Мальчишка ворвался. Упал. Зашипел, тряся онемевшей от ушиба рукой. Он неподвижно сидел на холодном кафельном полу школьного туалета, пустым взглядом вперившись в истёршийся безвкусный рисунок на кафеле. Он так часто видел этот рисунок… Рисунок стал частью его мира… юного — и недолговечного.

Силясь отдышаться, мальчишка прислушивался к тишине — лживой, подлой, злобной. Когда кровь в висках перестала стучать, пришла новая боль. Боль бессмысленного отчаяния при мысли, что он никогда не будет в безопасности. Ни там. Ни здесь. Нигде.

Мальчишка, морщась от боли, медленно стянул с плеч портфель и оттолкнул в сторону. Расцарапанными руками потянулся за спину, к сизым крыльям, едва успевшим подёрнуться по краю робкой пепельной кромкой. Стараясь не смотреть, нащупал острый обломок, едва заметный в густоте перьев. Косточка хрустнула, вставая на место — тихо, как хрустят под ногами времени черепки раскрошившейся души.

Мальчишка, всего лишь десятилетний мальчишка с большими сизыми крыльями, шмыгнул носом и огляделся. Вымученно вздохнув, поднялся и похлопал по брюкам. Облачками взвилась пыль.

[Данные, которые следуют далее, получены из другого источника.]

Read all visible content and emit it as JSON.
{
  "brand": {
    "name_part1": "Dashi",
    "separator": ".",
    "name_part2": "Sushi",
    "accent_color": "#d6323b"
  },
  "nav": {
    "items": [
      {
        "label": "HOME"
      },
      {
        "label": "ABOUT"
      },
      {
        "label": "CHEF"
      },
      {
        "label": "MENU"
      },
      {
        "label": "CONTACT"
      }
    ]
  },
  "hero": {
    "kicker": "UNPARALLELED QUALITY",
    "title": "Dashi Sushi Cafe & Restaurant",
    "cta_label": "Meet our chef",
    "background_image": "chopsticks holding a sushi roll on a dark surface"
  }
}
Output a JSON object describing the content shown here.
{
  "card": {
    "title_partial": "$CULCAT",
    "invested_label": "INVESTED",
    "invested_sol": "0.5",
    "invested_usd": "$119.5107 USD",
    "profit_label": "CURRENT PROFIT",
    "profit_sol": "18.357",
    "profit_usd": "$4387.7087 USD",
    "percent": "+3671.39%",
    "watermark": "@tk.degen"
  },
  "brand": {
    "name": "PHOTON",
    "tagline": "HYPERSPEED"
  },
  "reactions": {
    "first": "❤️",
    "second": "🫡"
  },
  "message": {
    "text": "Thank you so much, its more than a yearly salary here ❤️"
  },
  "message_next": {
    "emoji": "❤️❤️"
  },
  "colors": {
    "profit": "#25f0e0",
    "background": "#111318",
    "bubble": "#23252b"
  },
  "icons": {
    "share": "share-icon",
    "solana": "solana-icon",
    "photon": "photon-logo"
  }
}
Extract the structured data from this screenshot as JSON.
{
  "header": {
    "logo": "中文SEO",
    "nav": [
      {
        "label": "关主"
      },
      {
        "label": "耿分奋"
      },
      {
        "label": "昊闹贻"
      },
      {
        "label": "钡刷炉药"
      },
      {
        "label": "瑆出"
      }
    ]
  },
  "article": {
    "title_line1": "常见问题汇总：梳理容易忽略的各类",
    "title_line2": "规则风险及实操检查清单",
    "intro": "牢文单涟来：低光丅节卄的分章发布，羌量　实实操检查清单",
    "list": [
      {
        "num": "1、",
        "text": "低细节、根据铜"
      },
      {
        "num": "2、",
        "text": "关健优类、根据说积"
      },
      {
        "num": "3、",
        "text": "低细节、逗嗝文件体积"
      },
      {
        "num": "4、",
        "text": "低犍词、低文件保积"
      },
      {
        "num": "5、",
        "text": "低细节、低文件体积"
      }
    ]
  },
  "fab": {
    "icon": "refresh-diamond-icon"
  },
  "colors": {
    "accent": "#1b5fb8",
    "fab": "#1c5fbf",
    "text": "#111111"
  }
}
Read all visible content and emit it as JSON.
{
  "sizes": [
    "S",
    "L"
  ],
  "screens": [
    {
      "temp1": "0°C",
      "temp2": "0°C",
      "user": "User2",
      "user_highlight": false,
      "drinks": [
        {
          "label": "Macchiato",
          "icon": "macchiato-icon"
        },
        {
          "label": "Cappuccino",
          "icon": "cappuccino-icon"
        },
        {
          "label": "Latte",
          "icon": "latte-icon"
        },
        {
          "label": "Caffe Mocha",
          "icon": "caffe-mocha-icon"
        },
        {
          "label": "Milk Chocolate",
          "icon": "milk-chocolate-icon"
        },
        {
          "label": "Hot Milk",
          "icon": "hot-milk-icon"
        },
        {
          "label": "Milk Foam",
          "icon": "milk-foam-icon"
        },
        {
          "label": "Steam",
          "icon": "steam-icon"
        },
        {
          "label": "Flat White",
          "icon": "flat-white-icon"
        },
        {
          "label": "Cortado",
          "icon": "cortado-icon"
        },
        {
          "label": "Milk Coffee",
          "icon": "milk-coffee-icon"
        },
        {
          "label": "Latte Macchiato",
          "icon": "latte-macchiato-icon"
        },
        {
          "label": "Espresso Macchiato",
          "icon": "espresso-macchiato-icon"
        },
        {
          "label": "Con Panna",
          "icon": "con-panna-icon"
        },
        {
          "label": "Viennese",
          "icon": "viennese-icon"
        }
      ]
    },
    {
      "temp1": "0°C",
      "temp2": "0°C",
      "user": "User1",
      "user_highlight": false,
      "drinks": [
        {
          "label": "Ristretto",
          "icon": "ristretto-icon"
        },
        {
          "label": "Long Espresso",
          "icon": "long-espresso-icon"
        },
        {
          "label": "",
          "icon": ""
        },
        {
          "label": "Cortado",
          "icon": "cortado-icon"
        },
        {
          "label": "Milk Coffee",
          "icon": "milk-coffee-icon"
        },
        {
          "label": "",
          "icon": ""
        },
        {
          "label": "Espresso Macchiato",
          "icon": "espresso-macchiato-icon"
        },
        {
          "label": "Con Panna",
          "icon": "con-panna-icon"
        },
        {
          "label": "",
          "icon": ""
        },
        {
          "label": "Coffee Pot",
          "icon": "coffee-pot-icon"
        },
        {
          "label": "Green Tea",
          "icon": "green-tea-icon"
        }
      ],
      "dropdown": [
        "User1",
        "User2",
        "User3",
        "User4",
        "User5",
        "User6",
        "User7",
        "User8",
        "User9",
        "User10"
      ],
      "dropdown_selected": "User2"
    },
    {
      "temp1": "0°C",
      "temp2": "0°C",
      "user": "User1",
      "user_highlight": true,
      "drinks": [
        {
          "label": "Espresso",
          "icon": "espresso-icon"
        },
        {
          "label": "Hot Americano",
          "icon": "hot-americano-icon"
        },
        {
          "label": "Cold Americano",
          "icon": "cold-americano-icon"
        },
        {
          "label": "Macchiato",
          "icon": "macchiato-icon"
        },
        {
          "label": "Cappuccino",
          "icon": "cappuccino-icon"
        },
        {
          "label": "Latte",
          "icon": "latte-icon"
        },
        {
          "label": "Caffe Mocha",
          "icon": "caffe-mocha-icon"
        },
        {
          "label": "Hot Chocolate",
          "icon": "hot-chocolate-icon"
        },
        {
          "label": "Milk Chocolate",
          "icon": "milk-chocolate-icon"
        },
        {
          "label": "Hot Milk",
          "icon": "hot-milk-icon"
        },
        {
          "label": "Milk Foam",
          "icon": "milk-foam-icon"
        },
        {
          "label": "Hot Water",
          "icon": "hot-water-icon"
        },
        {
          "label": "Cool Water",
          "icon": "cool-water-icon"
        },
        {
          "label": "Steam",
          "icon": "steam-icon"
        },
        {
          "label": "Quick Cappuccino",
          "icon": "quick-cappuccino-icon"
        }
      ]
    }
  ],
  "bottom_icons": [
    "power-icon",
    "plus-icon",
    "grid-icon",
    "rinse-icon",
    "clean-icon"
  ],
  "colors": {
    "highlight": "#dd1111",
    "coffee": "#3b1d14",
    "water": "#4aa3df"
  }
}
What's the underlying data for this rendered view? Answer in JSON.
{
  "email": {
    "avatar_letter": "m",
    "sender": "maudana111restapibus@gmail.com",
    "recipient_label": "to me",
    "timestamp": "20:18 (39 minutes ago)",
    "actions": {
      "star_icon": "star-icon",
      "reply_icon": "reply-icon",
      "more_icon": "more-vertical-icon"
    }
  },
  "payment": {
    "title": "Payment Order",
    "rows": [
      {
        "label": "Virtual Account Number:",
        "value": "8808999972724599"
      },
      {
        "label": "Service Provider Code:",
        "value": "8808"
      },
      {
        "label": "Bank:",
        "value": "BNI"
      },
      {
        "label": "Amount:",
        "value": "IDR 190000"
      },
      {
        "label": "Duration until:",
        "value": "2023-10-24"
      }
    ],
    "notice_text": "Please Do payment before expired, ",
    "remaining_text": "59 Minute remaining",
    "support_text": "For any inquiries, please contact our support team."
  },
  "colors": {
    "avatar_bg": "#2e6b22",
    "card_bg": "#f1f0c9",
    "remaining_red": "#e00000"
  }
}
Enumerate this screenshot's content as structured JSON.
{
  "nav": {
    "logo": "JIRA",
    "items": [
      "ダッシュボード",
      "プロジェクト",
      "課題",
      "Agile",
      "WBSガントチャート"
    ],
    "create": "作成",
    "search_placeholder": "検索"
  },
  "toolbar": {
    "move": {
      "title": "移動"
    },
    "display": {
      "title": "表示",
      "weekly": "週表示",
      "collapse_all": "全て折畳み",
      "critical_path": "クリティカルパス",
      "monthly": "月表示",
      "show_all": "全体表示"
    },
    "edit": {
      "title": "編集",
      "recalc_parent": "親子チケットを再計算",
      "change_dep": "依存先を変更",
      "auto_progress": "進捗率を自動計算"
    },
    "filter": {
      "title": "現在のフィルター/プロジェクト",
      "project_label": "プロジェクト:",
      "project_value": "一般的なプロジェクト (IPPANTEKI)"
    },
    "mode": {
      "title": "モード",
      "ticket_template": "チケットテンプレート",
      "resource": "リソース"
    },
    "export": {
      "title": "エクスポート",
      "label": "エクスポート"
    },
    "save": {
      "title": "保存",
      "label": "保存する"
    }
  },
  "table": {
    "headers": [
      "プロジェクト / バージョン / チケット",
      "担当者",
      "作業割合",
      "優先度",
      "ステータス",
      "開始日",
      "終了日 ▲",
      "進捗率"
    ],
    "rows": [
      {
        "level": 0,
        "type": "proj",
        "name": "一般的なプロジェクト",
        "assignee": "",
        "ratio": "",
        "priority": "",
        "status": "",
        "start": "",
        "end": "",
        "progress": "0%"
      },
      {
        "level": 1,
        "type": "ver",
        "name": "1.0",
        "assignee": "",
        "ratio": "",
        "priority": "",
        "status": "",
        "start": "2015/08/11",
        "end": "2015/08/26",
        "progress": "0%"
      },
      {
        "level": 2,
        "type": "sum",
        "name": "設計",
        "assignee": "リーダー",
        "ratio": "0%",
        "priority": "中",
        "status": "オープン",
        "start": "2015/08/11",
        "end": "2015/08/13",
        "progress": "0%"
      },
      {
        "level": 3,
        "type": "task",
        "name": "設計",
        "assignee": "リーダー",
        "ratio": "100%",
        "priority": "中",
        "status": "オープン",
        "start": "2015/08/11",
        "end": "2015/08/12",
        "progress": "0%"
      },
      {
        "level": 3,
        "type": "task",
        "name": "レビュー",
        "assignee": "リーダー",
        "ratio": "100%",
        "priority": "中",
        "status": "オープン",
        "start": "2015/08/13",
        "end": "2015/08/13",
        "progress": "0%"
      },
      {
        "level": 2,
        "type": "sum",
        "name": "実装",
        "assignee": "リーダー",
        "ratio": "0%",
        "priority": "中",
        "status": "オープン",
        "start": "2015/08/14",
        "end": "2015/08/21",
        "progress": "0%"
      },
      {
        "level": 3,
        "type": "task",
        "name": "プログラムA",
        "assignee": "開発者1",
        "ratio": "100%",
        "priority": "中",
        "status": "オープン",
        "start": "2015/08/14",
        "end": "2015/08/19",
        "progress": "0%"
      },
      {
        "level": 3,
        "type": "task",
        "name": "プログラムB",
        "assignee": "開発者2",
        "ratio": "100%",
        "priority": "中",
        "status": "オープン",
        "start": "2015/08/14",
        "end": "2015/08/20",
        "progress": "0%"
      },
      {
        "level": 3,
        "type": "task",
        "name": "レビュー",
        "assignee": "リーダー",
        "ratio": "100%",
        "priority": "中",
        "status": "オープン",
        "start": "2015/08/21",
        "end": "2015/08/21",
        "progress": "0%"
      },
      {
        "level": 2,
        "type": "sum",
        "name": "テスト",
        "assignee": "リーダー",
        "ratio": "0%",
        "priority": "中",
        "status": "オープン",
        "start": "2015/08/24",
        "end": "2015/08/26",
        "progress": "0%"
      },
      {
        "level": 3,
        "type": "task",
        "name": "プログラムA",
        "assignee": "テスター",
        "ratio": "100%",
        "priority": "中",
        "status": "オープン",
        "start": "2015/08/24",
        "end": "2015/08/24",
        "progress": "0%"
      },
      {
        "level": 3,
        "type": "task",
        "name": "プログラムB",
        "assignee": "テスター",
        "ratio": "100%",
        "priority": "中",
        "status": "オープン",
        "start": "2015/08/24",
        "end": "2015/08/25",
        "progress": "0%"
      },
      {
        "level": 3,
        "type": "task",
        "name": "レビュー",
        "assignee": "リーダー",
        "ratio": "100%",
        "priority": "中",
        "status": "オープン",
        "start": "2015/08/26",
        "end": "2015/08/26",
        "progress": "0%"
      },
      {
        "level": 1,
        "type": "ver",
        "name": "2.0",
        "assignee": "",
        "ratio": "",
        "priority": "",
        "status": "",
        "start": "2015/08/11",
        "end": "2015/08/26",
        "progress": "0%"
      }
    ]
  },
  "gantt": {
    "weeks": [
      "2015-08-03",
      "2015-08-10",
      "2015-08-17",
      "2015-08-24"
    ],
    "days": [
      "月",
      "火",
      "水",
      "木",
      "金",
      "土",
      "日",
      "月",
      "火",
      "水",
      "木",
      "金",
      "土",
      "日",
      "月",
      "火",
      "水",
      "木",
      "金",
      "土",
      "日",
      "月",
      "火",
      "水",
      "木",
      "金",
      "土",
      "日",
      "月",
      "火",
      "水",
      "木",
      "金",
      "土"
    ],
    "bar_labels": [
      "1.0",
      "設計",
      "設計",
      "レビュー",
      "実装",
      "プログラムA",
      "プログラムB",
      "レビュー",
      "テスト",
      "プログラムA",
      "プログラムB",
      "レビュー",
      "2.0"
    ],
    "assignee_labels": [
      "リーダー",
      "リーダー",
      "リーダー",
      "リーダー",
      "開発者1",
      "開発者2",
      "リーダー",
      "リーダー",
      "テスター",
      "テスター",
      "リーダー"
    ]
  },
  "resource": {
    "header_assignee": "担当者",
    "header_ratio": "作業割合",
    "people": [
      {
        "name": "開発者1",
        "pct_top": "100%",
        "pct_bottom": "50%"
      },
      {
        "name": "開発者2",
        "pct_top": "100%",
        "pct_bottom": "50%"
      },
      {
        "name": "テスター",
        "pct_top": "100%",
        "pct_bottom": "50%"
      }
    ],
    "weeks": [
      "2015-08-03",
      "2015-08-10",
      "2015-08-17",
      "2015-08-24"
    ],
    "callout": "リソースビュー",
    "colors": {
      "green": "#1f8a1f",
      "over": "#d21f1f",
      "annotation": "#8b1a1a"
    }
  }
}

Мальчишка приблизился к умывальнику и протянул руки к ржавому, вечно простуженному крану. Онемевшими от колючей воды руками смыл текущую из носа кровь.

Он думал о жалости. О жалости, которой не просил, не получал… и которую всегда будет презирать. Он знал, что боль невыносима лишь если причинивший её видит отражение боли в глазах жертвы.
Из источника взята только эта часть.